There are probably many, but the most glaring one is that LLMs has to write a word every time it thinks, meaning it can't solve a problem before it starts to write down the solution. That is an undeniable limitation of current architectures, it means that the way the LLM answers your question also matches its thinking process, meaning that you have to trigger a specific style of response if you want it to be smart with its answer.
>but I just focus on something and the answer pops into my head.
It's perfectly valid to say "I don't know", because no one really understand these parts of the human mind.
The point here is saying "Oh the LLM thinks word by word, but I have a magical black box that just works" isn't good science, nor is it a good means of judging what LLMs are capable or not capable of.
That's a difficult question to answer, since I must be doing a lot of very different things while thinking. For one, I'm not sure I'm never not thinking. Is thinking different from "brain activity"? We can shut down the model, store it on disk, and boot it back up. Shut down my brain and I'm a goner.
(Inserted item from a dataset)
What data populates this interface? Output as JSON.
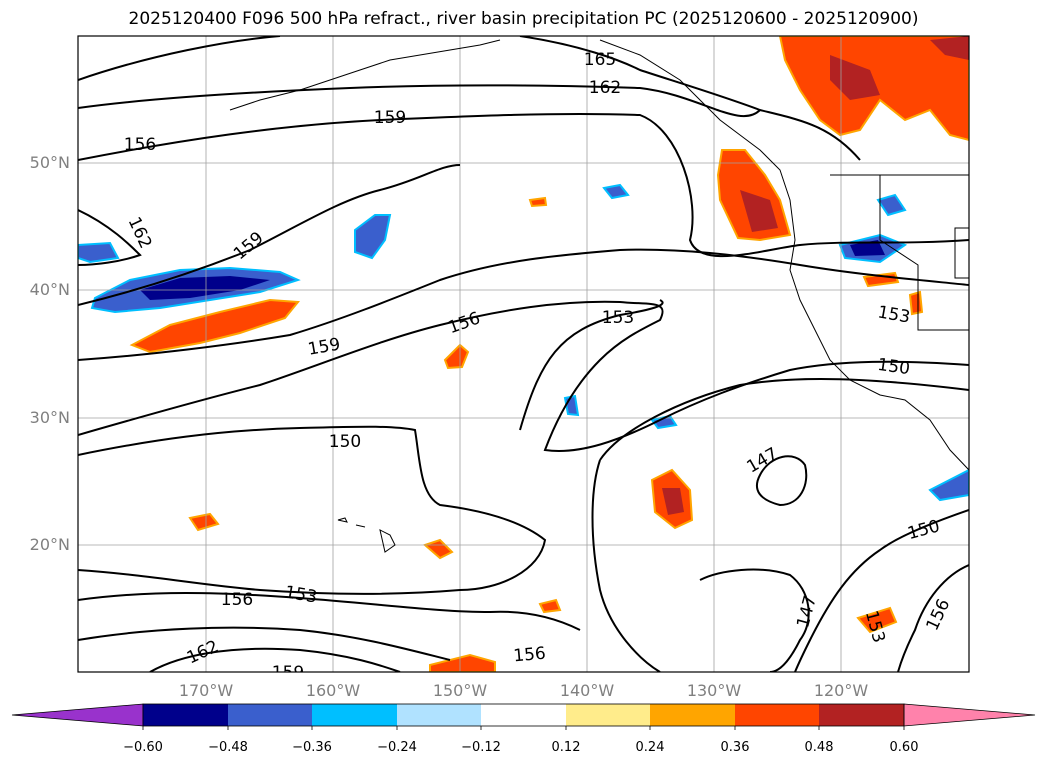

I'm open to saying that the machine is "thinking", but I do think we need more clear language to distinguish between machine thinking and human thinking.
EDIT: I chose the wrong word with "thinking", when I was trying to point out the logical fallacy of anthropomorphizing the machine. It would have been more clear if I had used the word "breathing": When I write I'm breathing, so the machine must also be breathing.
I don’t think that “think” is a wrong word here. I believe people are machines - more complicated than GPT4, but machines nevertheless. Soon GPT-N will become more complicated than any human, and it will be more capable, so we might start saying that whatever humans do when they think is simpler or otherwise inferior to what the future AI models will do when they “think”.
What is it exactly you do when you “think”? And how is it different from what LLM does? Not saying it’s not different, just asking.